İki yıllık bir plan işlemeye başladı. Plan işledi, biz öldük. Camiye hayat bulmaya gittik, biz öldük. Dost olmayın emri ilahisini unuttuk, biz öldük. Kardeş olmayı unuttuk, biz öldük. Yüzyıllardır insana hayat veren Hayy’ı unuttuk, biz öldük. Ve şimdi yine kâfirin süslü empatilerine kanıyoruz ve yine biz öleceğiz. Onlar çiçekler bırakacak mezarımıza, biz öleceğiz. Karanfiller solacak mezar taşlarımızda, biz öleceğiz. Onlar arkamızdan yas ilan edecek ve yine ölen biz olacağız. Ama en nihayetinde baş eğdik diye değil; zafer umudumuzu kaybetmedik diye, Müslüman çağı bitti denen bir zamanda camileri doldurduk diye ve en önemlisi direndik diye öldük.
Yeter!
Artık hayat zamanı, ölüme ve öldürene meydan okuma zamanı! Bak! Artık güneş doğuyor. İman güneşi de doğsun gönüllerde. Bu doğuş; ilk günkü doğuş gibi olması gereken yerde, durmamız gerek yerde, ilk dirildiğimiz ve öldürüldüğümüz yerde olmalı. Cami de olmalı, cemaatle olmalı ve Allah adına olmalıdır.
Haydi! Meydan oku! Kime? Seni öldürene! Nasıl?
Hatırlayarak,
Allah’ı, imanı, kimin dost kimin düşman olacağını.
Hatırlayarak,
Namazı, ramazanı, ibadetin içindeki hayatı.
Unutma dost! Unutunca ölürsün, hayat hatırlamaktadır.

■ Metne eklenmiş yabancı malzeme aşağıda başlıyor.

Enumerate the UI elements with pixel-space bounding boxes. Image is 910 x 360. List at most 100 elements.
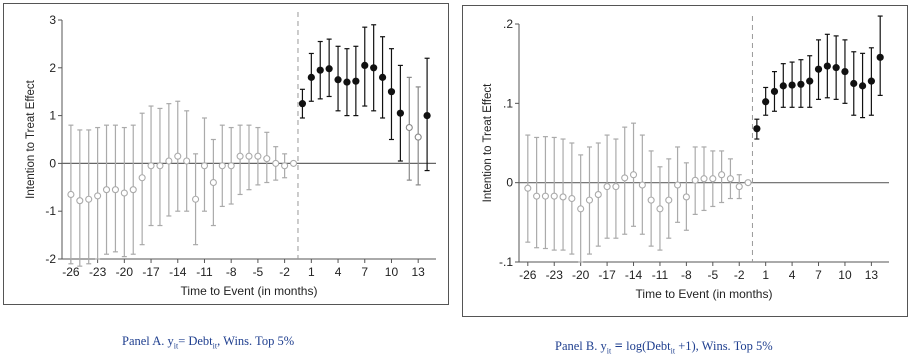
point-open — [665, 196, 673, 204]
point-open — [129, 186, 137, 194]
point-filled — [307, 73, 315, 81]
x-tick-label: -8 — [681, 268, 692, 282]
y-tick-label: .2 — [503, 17, 513, 31]
x-tick-label: 10 — [838, 268, 852, 282]
x-tick-label: 1 — [762, 268, 769, 282]
point-filled — [325, 65, 333, 73]
point-open — [585, 196, 594, 204]
point-filled — [343, 78, 351, 86]
y-axis-title: Intention to Treat Effect — [25, 79, 37, 198]
caption-b-prefix: Panel B. y — [555, 339, 607, 353]
x-tick-label: 13 — [412, 265, 426, 279]
point-open — [709, 175, 717, 183]
point-open — [272, 159, 280, 167]
x-tick-label: 7 — [815, 268, 822, 282]
point-open — [568, 194, 576, 203]
point-open — [76, 197, 84, 205]
point-open — [156, 162, 164, 170]
x-tick-label: 4 — [789, 268, 796, 282]
point-filled — [423, 112, 431, 120]
point-open — [263, 155, 271, 163]
point-open — [533, 192, 541, 200]
x-tick-label: -20 — [572, 268, 590, 282]
y-tick-label: 2 — [49, 61, 56, 75]
point-open — [603, 183, 611, 191]
x-tick-label: -26 — [519, 268, 537, 282]
caption-b-suffix: +1), Wins. Top 5% — [675, 339, 773, 353]
point-open — [656, 205, 664, 213]
point-open — [165, 157, 173, 165]
point-open — [111, 186, 119, 194]
point-filled — [316, 66, 324, 74]
caption-b-mid: log(Debt — [626, 339, 671, 353]
point-open — [200, 162, 209, 170]
panel-b-frame: -.1 0 .1 .2 -26 -23 -20 -17 -14 -11 -8 -5 -2 1 4 7 10 13 T… — [462, 5, 908, 317]
point-filled — [867, 77, 875, 85]
y-tick-label: 0 — [506, 176, 513, 190]
point-open — [183, 157, 191, 165]
point-filled — [361, 61, 369, 70]
point-open — [674, 181, 682, 189]
x-tick-label: -23 — [89, 265, 107, 279]
point-open — [524, 184, 532, 192]
panel-a-frame: -2 -1 0 1 2 3 -26 -23 -20 -17 -14 -11 -8 -5 -2 1 4 7 10 13 T… — [3, 3, 449, 305]
point-open — [541, 192, 549, 200]
point-filled — [753, 125, 761, 133]
caption-b-sub2: it — [670, 346, 676, 356]
x-tick-label: 10 — [385, 265, 399, 279]
x-tick-label: -26 — [62, 265, 80, 279]
x-tick-label: -17 — [142, 265, 160, 279]
caption-b-op: = — [611, 339, 627, 354]
y-tick-label: .1 — [503, 96, 513, 110]
point-filled — [779, 82, 787, 90]
x-tick-label: -2 — [734, 268, 745, 282]
panel-b-caption: Panel B. yit = log(Debtit +1), Wins. Top… — [555, 339, 773, 356]
x-tick-label: -2 — [279, 265, 290, 279]
x-tick-label: -5 — [707, 268, 718, 282]
x-tick-label: -11 — [196, 265, 213, 279]
point-open — [147, 162, 155, 170]
caption-b-sub1: it — [606, 346, 612, 356]
x-tick-label: -14 — [625, 268, 643, 282]
point-open — [744, 179, 752, 187]
point-filled — [378, 73, 387, 81]
point-open — [236, 152, 244, 160]
x-tick-label: -11 — [652, 268, 669, 282]
point-filled — [806, 77, 814, 85]
point-filled — [876, 53, 884, 61]
point-open — [691, 176, 699, 184]
point-filled — [832, 64, 840, 72]
point-filled — [814, 65, 823, 73]
point-filled — [850, 79, 858, 88]
point-open — [612, 183, 620, 191]
point-filled — [762, 98, 770, 106]
x-tick-label: 7 — [361, 265, 368, 279]
y-tick-label: 1 — [49, 109, 56, 123]
point-open — [577, 205, 585, 213]
panel-a-chart: -2 -1 0 1 2 3 -26 -23 -20 -17 -14 -11 -8 -5 -2 1 4 7 10 13 T… — [25, 12, 436, 298]
x-tick-label: -8 — [226, 265, 237, 279]
point-open — [594, 191, 602, 199]
caption-a-sub2: it — [212, 341, 218, 351]
x-tick-label: 13 — [865, 268, 879, 282]
point-open — [209, 178, 217, 187]
point-filled — [298, 100, 307, 108]
point-filled — [841, 68, 849, 76]
point-filled — [352, 77, 360, 85]
y-tick-label: 0 — [49, 156, 56, 170]
point-open — [405, 124, 413, 132]
point-open — [289, 159, 298, 167]
point-open — [726, 175, 734, 183]
point-open — [120, 189, 128, 197]
panel-b-chart: -.1 0 .1 .2 -26 -23 -20 -17 -14 -11 -8 -5 -2 1 4 7 10 13 T… — [482, 15, 889, 301]
x-tick-label: -5 — [253, 265, 264, 279]
point-filled — [770, 87, 779, 96]
point-open — [735, 183, 743, 191]
point-open — [638, 181, 646, 189]
point-open — [138, 174, 146, 182]
point-filled — [823, 62, 831, 70]
x-tick-label: 1 — [308, 265, 315, 279]
caption-a-sub1: it — [173, 341, 179, 351]
point-filled — [788, 81, 796, 89]
x-tick-label: -17 — [598, 268, 616, 282]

Hatırladıktan sonra, hatırlatarak,
Ahlakı, güzeli, iyiyi ve dostu
Hatırlatarak,
Helali, vicdanı ve Maide 51’i
Bir ramazana daha kavuşmanın şükrü ile başlayalım hatırlamaya. Elmalılı, bu ayın adına yanmak demektir diyor. Bir de yağmurdur diyor bu ay için. İmam-ı Şâfii de haram nisyan getirir diyordu. Hah! unutkanlığımızın sebebini de bulduk işte bakın.

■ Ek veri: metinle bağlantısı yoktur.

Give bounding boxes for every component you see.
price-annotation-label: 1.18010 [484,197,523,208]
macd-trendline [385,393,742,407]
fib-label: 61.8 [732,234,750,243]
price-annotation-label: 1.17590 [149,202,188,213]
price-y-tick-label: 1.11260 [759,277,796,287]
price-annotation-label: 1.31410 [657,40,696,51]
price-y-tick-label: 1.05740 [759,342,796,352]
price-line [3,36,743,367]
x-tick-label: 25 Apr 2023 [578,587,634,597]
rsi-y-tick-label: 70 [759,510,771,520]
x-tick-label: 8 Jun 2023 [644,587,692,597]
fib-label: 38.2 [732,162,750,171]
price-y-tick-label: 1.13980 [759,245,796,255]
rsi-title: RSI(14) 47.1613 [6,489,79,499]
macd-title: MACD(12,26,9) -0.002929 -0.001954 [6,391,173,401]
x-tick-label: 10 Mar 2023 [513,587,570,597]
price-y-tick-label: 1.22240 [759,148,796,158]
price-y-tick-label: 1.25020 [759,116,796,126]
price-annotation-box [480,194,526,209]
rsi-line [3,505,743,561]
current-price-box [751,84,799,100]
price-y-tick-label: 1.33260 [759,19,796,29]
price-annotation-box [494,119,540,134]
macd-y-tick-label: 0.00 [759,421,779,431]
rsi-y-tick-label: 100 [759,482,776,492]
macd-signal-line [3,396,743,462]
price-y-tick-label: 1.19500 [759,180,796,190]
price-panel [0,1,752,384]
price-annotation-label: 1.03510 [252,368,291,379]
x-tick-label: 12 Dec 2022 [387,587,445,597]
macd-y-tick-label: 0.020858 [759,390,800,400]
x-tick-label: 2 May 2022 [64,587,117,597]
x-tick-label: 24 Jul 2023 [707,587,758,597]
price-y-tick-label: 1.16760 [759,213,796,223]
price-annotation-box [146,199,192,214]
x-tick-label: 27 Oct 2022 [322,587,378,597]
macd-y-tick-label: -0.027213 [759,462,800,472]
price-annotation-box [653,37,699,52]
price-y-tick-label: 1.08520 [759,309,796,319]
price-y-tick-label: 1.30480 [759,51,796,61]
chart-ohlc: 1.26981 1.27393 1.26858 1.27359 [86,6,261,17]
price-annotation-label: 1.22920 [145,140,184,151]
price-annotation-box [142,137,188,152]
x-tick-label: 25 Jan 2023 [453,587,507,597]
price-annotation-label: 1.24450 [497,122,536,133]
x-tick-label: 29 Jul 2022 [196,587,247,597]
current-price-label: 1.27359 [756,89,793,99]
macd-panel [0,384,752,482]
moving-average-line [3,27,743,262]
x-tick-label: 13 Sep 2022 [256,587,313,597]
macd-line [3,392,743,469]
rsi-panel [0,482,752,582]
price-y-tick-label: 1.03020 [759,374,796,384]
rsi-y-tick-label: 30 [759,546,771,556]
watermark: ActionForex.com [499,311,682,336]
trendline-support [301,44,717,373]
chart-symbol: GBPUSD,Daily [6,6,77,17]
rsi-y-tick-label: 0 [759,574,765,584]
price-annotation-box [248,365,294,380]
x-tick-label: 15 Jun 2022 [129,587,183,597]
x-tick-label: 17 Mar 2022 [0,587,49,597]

Haram ile iştigal unutkanlıktır. Ramazan da yanmak ise haydi günahlarımızı yakalım. Ramazan yağmur demekse haydi günahlarımızı bu yağmurdan temizleyelim.
Haramın yükünden kurtulmak bize hatırlatacaktır. Doğruyu ve yanlışı hatırlatacaktır, iyiyi ve kötüyü, dostu ve düşmanı…

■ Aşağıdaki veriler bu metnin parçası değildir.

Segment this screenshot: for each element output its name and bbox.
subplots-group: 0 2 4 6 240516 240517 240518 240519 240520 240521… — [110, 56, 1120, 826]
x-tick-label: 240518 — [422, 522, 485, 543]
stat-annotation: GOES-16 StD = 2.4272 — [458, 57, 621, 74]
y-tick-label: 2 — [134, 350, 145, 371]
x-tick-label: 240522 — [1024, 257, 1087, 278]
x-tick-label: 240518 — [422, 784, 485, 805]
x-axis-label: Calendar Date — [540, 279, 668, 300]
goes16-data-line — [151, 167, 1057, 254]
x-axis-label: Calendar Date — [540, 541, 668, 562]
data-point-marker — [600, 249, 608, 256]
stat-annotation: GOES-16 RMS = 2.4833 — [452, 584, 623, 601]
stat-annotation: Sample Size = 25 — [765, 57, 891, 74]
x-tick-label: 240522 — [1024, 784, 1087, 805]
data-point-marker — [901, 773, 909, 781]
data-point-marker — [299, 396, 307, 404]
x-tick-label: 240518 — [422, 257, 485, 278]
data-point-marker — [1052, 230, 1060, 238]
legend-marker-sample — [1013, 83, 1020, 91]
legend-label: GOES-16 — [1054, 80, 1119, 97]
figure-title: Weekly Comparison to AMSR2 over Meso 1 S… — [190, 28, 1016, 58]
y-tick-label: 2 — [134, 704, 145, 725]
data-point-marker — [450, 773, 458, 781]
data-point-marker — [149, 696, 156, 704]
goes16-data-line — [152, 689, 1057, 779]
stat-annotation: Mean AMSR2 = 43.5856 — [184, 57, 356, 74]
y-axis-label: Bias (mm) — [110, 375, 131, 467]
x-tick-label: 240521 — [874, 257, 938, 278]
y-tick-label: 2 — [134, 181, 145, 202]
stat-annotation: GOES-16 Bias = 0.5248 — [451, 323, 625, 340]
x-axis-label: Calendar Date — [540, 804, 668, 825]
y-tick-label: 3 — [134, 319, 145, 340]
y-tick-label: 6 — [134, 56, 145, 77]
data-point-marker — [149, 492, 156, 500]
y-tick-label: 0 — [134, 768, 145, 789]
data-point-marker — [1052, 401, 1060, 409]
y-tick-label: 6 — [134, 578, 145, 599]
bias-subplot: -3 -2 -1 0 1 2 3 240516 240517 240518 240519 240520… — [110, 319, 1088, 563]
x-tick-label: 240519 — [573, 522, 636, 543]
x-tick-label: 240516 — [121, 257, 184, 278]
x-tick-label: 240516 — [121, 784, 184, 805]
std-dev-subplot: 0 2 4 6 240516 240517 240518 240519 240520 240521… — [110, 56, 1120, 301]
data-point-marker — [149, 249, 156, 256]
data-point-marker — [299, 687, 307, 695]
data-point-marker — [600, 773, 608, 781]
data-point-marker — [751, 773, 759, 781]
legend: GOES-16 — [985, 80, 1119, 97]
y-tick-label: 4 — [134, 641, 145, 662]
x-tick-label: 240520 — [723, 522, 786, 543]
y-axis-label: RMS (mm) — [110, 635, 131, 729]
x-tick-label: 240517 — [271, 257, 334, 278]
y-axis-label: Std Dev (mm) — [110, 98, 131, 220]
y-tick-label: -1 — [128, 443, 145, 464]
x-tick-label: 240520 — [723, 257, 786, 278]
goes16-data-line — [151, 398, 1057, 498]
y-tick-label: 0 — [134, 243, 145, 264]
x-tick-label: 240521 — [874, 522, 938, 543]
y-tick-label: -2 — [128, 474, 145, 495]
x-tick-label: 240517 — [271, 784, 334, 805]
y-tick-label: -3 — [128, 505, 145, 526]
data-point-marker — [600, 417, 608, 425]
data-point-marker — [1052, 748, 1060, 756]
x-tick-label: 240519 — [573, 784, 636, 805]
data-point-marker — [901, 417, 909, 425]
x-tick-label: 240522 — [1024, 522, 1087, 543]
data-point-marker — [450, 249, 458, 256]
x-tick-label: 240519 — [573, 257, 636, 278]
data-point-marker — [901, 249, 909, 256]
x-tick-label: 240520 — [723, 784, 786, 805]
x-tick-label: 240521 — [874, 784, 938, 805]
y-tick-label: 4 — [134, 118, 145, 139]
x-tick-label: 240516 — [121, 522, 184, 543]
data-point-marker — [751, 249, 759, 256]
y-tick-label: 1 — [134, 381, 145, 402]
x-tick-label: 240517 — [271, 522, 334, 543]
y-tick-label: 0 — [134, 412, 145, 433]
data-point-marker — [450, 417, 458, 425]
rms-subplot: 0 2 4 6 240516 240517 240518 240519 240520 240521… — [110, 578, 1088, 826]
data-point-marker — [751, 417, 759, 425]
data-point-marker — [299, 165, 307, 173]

Bu ramazan, gelin, hatırlamakla birlikte şu sözü verelim kendimize;
Artık ölmeyeceğiz ve artık ölen biz olmayacağız! Ölsek dahi bedenimizi terk eden ruhumuzla, bedende duran ölü ruhlara can vereceğiz!
Unutma dost! Unutunca ölürsün, hayat hatırlamaktadır.